Спала Марина в комнате амстердамского брата, превращенной в библиотеку. Она не успокоилась, пока хотя бы не перетрогала всех книг, открыла сразу несколько; (от жадности), но так и уснула, не прочитав ни строчки.
Утром Анечкин папа, слегка помятый после вчераш–них похождений, рассказывал двум своим друзьям о Марине:
— Представляете, вот такая еще была… Под стол пешком ходила, письма носила, а я уже видел — актриса. Вот и вы увидите — актриса!
— Ты на папу не обижайся, — сказала Анечка после его ухода, — у него обо всех должна быть своя легенда. Сочинит байку и будет всем рассказывать. Главное, сам же верит.
В институте на Марину смерчем налетела Ксана.
— Я тебе вчера звоню–звоню, а тебя нет. Жанка сказала, что ты ушла со Стасиком и что, мол, вы–то уж найдете, где устроиться.
— Я ночевала у Ани Воробьевой.
Глаза у Ксанки вылезли из орбит:
— У… этой?
— А почему это она «эта»?
— Я думала, ты устойчивей…
— А против чего мне быть устойчивой? Меня напоили, накормили, книг дали, спать уложили. Вот в следующий раз пойдешь со мной и увидишь, какие там люди!
— Я?! Да никогда!
— Ну и дура!
Ксанка почему–то не оскорбилась, почесала за ухом и сказала:
— Ради тебя я куда угодно схожу. К самой чертовой матери.

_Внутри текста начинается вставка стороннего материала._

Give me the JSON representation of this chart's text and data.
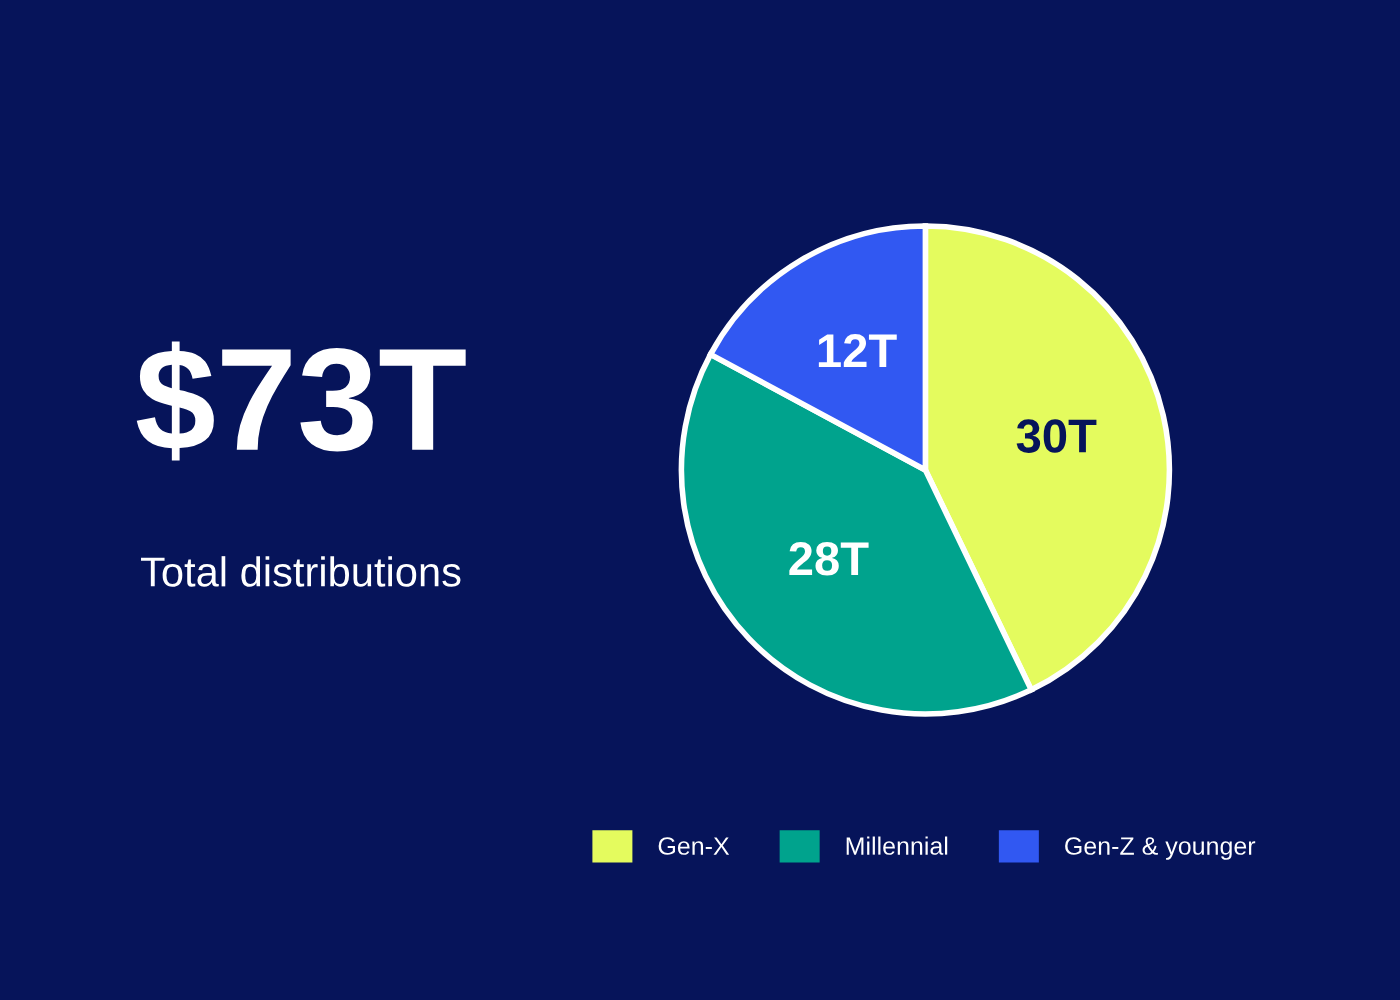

В городе было наводнение… Лебяжья канавка залила свои отлогие берега, грозясь выплеснуться на мостовую. При свинцовом небе на свинцовой воде желтые кленовые листья мерцали, как солнечные блики, взявшиеся неизвестно откуда и потому фантастичные. Говорили, что в домах на набережных Невы уже залило подвалы.
— Кажется, будет настоящее наводнение! — возбужденно поделился с Покровским случайный прохожий.
Мастер загляделся на Лебяжью канавку и чуть было не опоздал на занятия. Сегодня он должен был работать сам, сразу с двумя группами. Прошел месяц, и пора подвести кое–какие итоги. Понимая всю важность беспредметных этюдов, Мастер эти этюды все же недолюбливал, как недолюбливал мимов и прочих жонглеров. Но, с другой стороны, и в этих штуках каждый раз бывали свои открытия, свои повороты.
Чудакова и на этот раз изобрела кое–что. Разгильдяйской походкой ввалилась в комнату, швырнула на стол несуществующий портфель, достала из несуществующего портфеля несуществующие тетрадку и ручку и приготовилась писать что–то для себя не важное.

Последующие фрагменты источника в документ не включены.